Grevler, direnişler yaşamış, gözaltına alınmış, yargılanmış bir işçi olarak sizleri çok iyi anlıyorum. Mücadeleye ilk adımını atan işçilerin yaşadığı dönüşümü, “bütün bunları biz mi yaptık?” şaşkınlığını defalarca gördüm. Siz de bu duyguyu derinden yaşadınız. Üç mevsim süren direnişinizde, sözlerinizle, bakışlarınızla, ellerinizle anlattıklarınız çok şey söylüyor… Belgeselde geçen “İşin öznesi işçidir. İşçiler isterse dünya yerinden oynar” sözleri çok anlamlıydı. Ama daha da anlamlı olan, bu sözlerin sizler tarafından gerçek kılınmasıydı. Mücadelenize öncülük eden işçiler de örgütlenme sürecinde nasıl hareket edilmesi gerektiğini hem yaşıyor hem anlatıyor.

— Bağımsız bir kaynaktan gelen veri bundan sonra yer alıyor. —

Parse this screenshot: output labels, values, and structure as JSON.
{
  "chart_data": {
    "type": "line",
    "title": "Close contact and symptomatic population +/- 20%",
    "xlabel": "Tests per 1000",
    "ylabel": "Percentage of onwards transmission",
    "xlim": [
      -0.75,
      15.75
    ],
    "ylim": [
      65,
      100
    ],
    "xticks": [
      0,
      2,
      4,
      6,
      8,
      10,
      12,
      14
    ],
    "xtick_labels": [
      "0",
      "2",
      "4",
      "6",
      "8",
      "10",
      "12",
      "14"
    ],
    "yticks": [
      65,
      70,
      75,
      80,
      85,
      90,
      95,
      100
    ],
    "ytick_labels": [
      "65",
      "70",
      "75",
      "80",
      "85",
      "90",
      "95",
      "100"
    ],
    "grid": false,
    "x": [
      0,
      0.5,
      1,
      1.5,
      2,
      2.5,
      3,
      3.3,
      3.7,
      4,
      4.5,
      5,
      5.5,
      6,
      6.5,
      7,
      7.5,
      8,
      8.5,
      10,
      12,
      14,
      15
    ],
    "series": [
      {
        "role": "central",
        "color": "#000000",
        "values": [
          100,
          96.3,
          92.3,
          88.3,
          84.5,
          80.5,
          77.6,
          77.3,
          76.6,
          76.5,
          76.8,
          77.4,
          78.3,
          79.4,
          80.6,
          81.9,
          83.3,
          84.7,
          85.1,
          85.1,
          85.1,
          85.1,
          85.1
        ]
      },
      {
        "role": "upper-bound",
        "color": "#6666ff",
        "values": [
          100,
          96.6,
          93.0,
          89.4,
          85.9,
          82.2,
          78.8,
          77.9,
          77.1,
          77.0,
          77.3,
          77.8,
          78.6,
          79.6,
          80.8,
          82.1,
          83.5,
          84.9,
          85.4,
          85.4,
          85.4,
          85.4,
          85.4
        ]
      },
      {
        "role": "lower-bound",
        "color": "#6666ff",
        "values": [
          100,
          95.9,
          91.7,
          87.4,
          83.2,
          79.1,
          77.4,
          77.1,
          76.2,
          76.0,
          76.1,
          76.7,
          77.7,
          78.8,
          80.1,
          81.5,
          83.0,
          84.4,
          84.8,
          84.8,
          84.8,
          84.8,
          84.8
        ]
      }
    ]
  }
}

Sizler de kendi örgütlenme hikâyenizi tüm açıklığıyla paylaşıyorsunuz.
Aranızdan çıkan arkadaşlarınız, mahallelerinizde, işyerlerinizde birlikte çalıştığınız dostlarınızdı. Onlara güvendiniz. Onlarla birlikte bir kavgaya girdiniz. Tıpkı suya atılan taşın oluşturduğu halkalar gibi büyüdünüz. Ailelerinizi yanınıza aldınız. Direnişinizde, sizlerin olduğu kadar eşlerinizin, o neşeyle konuşan çocuklarınızın da payı büyük. Kameraya sanki bir emekçi gibi bakan o tekir kedi, yanınızdan ayrılmayan sokak köpeği bile bu direnişin birer parçası olmuş.
Belki de şimdi sizler başka fabrikalarda çalışıyorsunuz, belki yine örgütlenme mücadeleleri veriyorsunuz. Mücadeleye devam diyene, devam edene, selam, saygı ve dayanışma duygularımı gönderiyorum!